Year of Publication


Degree Name

Master of Science in Biomedical Engineering

Document Type

Master's Thesis




Biomedical Engineering

First Advisor

Dr. Abhijit Patwardhan


Cardiovascular complications associated with elevated levels of glucose in the blood (Hyperglycemia, HG) is a growing health concern. HG is known to be associated with a variety of cardiovascular morbidities including higher incidence of electrical disturbances. Although effects of chronic HG have been widely investigated, electrophysiological effects of acute hyperglycemia are relatively less known. Further, hyperglycemic effects on adrenergic response is not widely investigated. We used excised ventricular tissues from mice to record trans-membrane potentials during a variety of pacing protocols to investigate cellular/tissue level electrophysiological effects of acute hyperglycemia and adrenergic stimulation (1µM Isoproterenol, a β-adrenergic agonist). A custom program was used to compute action potential durations (APD), maximal rates of depolarization (dv/dtmax), and action potential amplitudes (APA) from the recorded trans-membrane potentials. From these computed measures, electrical restitution and alternans threshold were quantified.

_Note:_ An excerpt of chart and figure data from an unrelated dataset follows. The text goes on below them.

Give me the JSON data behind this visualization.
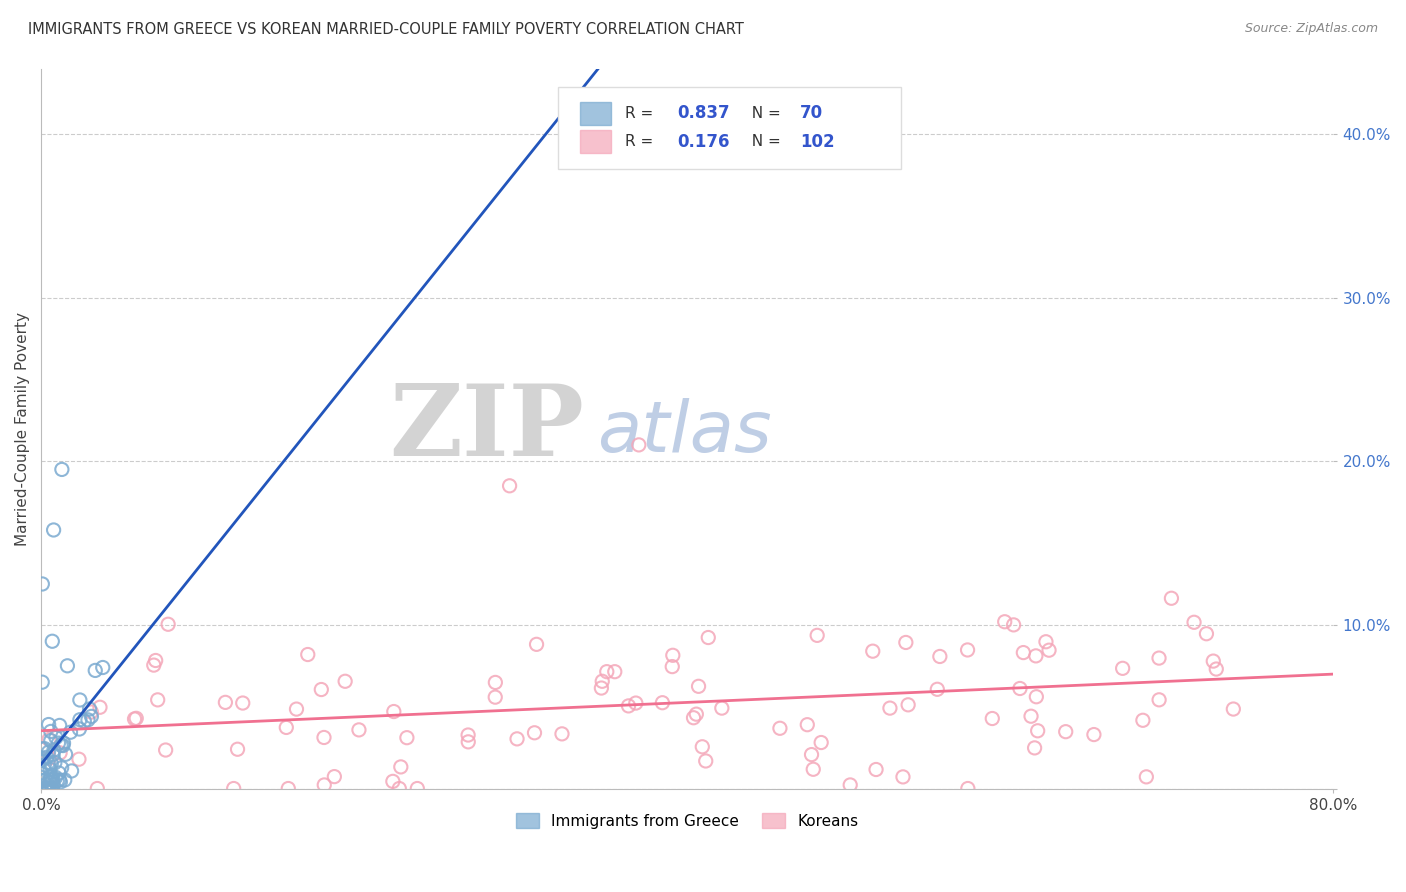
{
  "title": "IMMIGRANTS FROM GREECE VS KOREAN MARRIED-COUPLE FAMILY POVERTY CORRELATION CHART",
  "source": "Source: ZipAtlas.com",
  "xlabel": "",
  "ylabel": "Married-Couple Family Poverty",
  "xlim": [
    0.0,
    0.8
  ],
  "ylim": [
    0.0,
    0.44
  ],
  "xticks": [
    0.0,
    0.8
  ],
  "xticklabels": [
    "0.0%",
    "80.0%"
  ],
  "yticks": [
    0.0,
    0.1,
    0.2,
    0.3,
    0.4
  ],
  "yticklabels": [
    "",
    "10.0%",
    "20.0%",
    "30.0%",
    "40.0%"
  ],
  "greece_color": "#7AAAD0",
  "korea_color": "#F4A7B9",
  "trendline_blue": "#2255BB",
  "trendline_pink": "#F07090",
  "R_greece": 0.837,
  "N_greece": 70,
  "R_korea": 0.176,
  "N_korea": 102,
  "legend_label_greece": "Immigrants from Greece",
  "legend_label_korea": "Koreans",
  "watermark_zip": "ZIP",
  "watermark_atlas": "atlas",
  "background_color": "#FFFFFF",
  "grid_color": "#CCCCCC",
  "legend_text_color": "#3355CC",
  "ytick_color": "#4477CC"
}
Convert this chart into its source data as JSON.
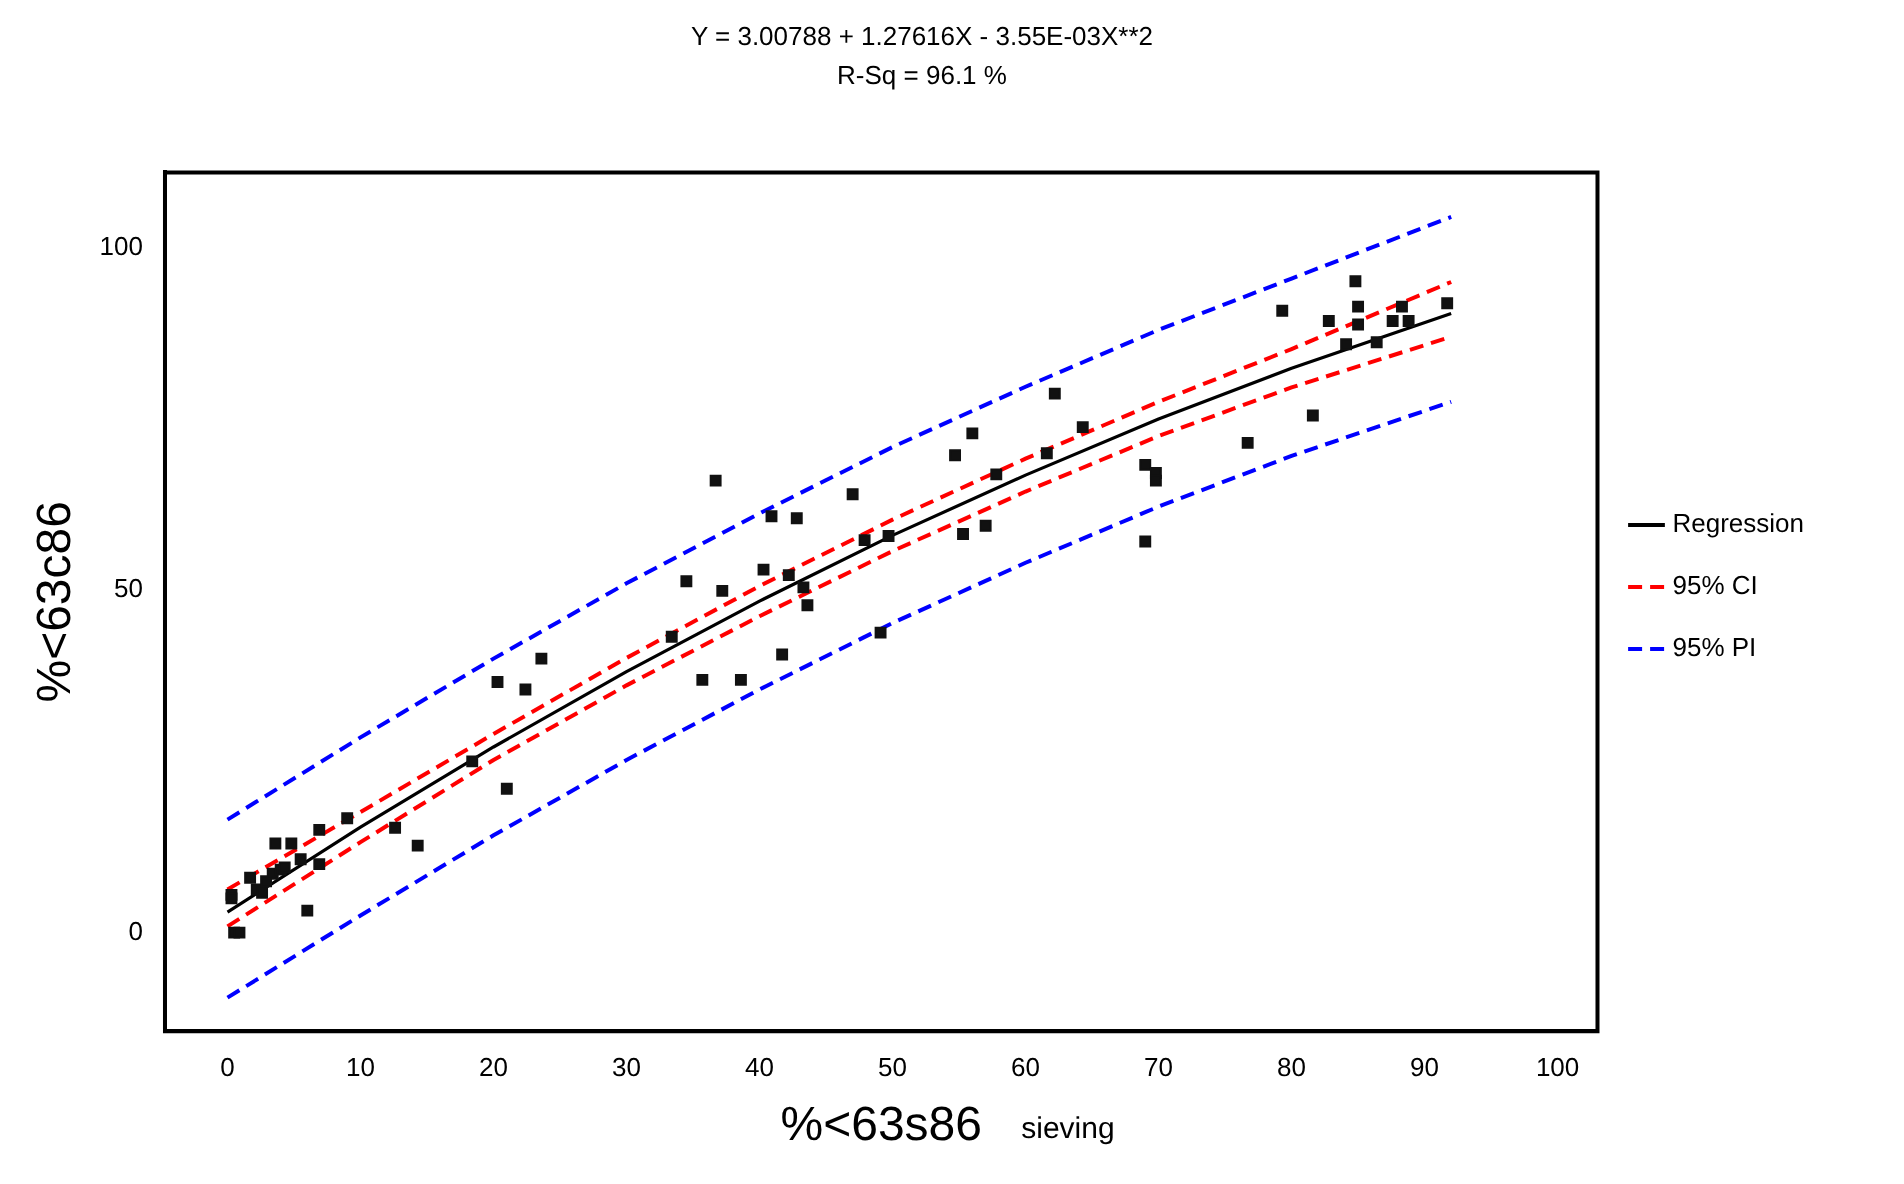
{
  "chart_data": {
    "type": "scatter",
    "title": "Y = 3.00788 + 1.27616X - 3.55E-03X**2",
    "subtitle": "R-Sq = 96.1 %",
    "xlabel": "%<63s86",
    "ylabel": "%<63c86",
    "annotations": [
      "sieving"
    ],
    "xlim": [
      -4.7,
      103
    ],
    "ylim": [
      -14.4,
      111
    ],
    "xticks": [
      0,
      10,
      20,
      30,
      40,
      50,
      60,
      70,
      80,
      90,
      100
    ],
    "yticks": [
      0,
      50,
      100
    ],
    "grid": false,
    "legend": "right",
    "marker": "square",
    "series": [
      {
        "color": "#111111",
        "x": [
          0.3,
          0.5,
          0.9,
          0.3,
          1.7,
          2.2,
          2.6,
          2.9,
          3.4,
          4,
          4.3,
          3.6,
          4.8,
          5.5,
          6,
          6.9,
          9,
          6.9,
          12.6,
          14.3,
          18.4,
          20.3,
          21,
          23.6,
          22.4,
          36.7,
          40.9,
          42.8,
          47,
          54.7,
          56,
          64.3,
          61.6,
          57.8,
          57,
          55.3,
          49.7,
          47.9,
          40.3,
          42.2,
          43.3,
          43.6,
          37.2,
          34.5,
          33.4,
          41.7,
          49.1,
          35.7,
          38.6,
          62.2,
          84.8,
          79.3,
          85,
          82.8,
          85,
          88.3,
          87.6,
          88.8,
          91.7,
          84.1,
          86.4,
          81.6,
          76.7,
          69,
          69.8,
          69.8,
          69
        ],
        "values": [
          5.5,
          0,
          0,
          5,
          8,
          6.3,
          5.8,
          7.5,
          8.6,
          9.2,
          9.5,
          13,
          13,
          10.7,
          3.2,
          15,
          16.7,
          10,
          15.3,
          12.7,
          25,
          36.6,
          21,
          40,
          35.5,
          66,
          60.8,
          60.5,
          64,
          69.7,
          72.9,
          73.8,
          70,
          66.9,
          59.4,
          58.2,
          57.9,
          57.3,
          53,
          52.2,
          50.4,
          47.8,
          49.9,
          51.3,
          43.2,
          40.6,
          43.8,
          36.9,
          36.9,
          78.7,
          95.1,
          90.8,
          91.4,
          89.3,
          88.8,
          91.4,
          89.3,
          89.3,
          91.9,
          85.9,
          86.2,
          75.5,
          71.5,
          68.3,
          67.1,
          66,
          57.1
        ]
      },
      {
        "type": "line",
        "name": "Regression",
        "color": "#000000",
        "line_style": "solid",
        "marker": "none",
        "x": [
          0,
          10,
          20,
          30,
          40,
          50,
          60,
          70,
          80,
          92
        ],
        "values": [
          3,
          15.4,
          27.1,
          38.1,
          48.4,
          58,
          66.8,
          75,
          82.4,
          90.4
        ]
      },
      {
        "type": "line",
        "name": "95% CI",
        "color": "#ff0000",
        "line_style": "dashed",
        "marker": "none",
        "x": [
          0,
          10,
          20,
          30,
          40,
          50,
          60,
          70,
          80,
          92
        ],
        "values": [
          6.3,
          17.6,
          29,
          40.1,
          50.6,
          60.3,
          69.2,
          77.5,
          85.2,
          95
        ]
      },
      {
        "type": "line",
        "color": "#ff0000",
        "line_style": "dashed",
        "marker": "none",
        "x": [
          0,
          10,
          20,
          30,
          40,
          50,
          60,
          70,
          80,
          92
        ],
        "values": [
          0.9,
          13.2,
          25.2,
          36.1,
          46.2,
          55.7,
          64.4,
          72.5,
          79.6,
          87
        ]
      },
      {
        "type": "line",
        "name": "95% PI",
        "color": "#0000ff",
        "line_style": "dashed",
        "marker": "none",
        "x": [
          0,
          10,
          20,
          30,
          40,
          50,
          60,
          70,
          80,
          92
        ],
        "values": [
          16.5,
          28.5,
          40,
          51,
          61.2,
          70.9,
          79.7,
          88,
          95.5,
          104.5
        ]
      },
      {
        "type": "line",
        "color": "#0000ff",
        "line_style": "dashed",
        "marker": "none",
        "x": [
          0,
          10,
          20,
          30,
          40,
          50,
          60,
          70,
          80,
          92
        ],
        "values": [
          -9.5,
          2.5,
          14.2,
          25.2,
          35.5,
          45.2,
          54,
          62.2,
          69.6,
          77.5
        ]
      }
    ]
  }
}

Restitution was quantified using the Standard Protocol (SP; basic cycle length BCL= 200ms), Dynamic Protocol (DP; 200-40ms or until blockade) and a novel diastolic interval (DI) control protocol with Sinusoidal Changes in DI. Results from 6 mice show that acute hyperglycemia causes prolongation of the APD. Effects of adrenergic stimulation during acute hyperglycemia were partially blunted compared with non-hyperglycemic state, i.e. hyperglycemia minimized the decrease in APD that was produced by adrenergic stimulation. Similar, but less consistent (across animals) effects were seen in other electrophysiological parameters such as alternans threshold. These results show that acute hyperglycemia may itself alter cellular level electrophysiology of myocytes and importantly, modify adrenergic response. These results suggest that in addition to long term re-modeling that occurs in diabetes, acute changes in glucose levels also affect electrical function and further may contribute to systemically observed changes in diabetes by blunting adrenergic response. Therefore, further investigation into the electrophysiological effects of acute changes in glucose levels are warranted.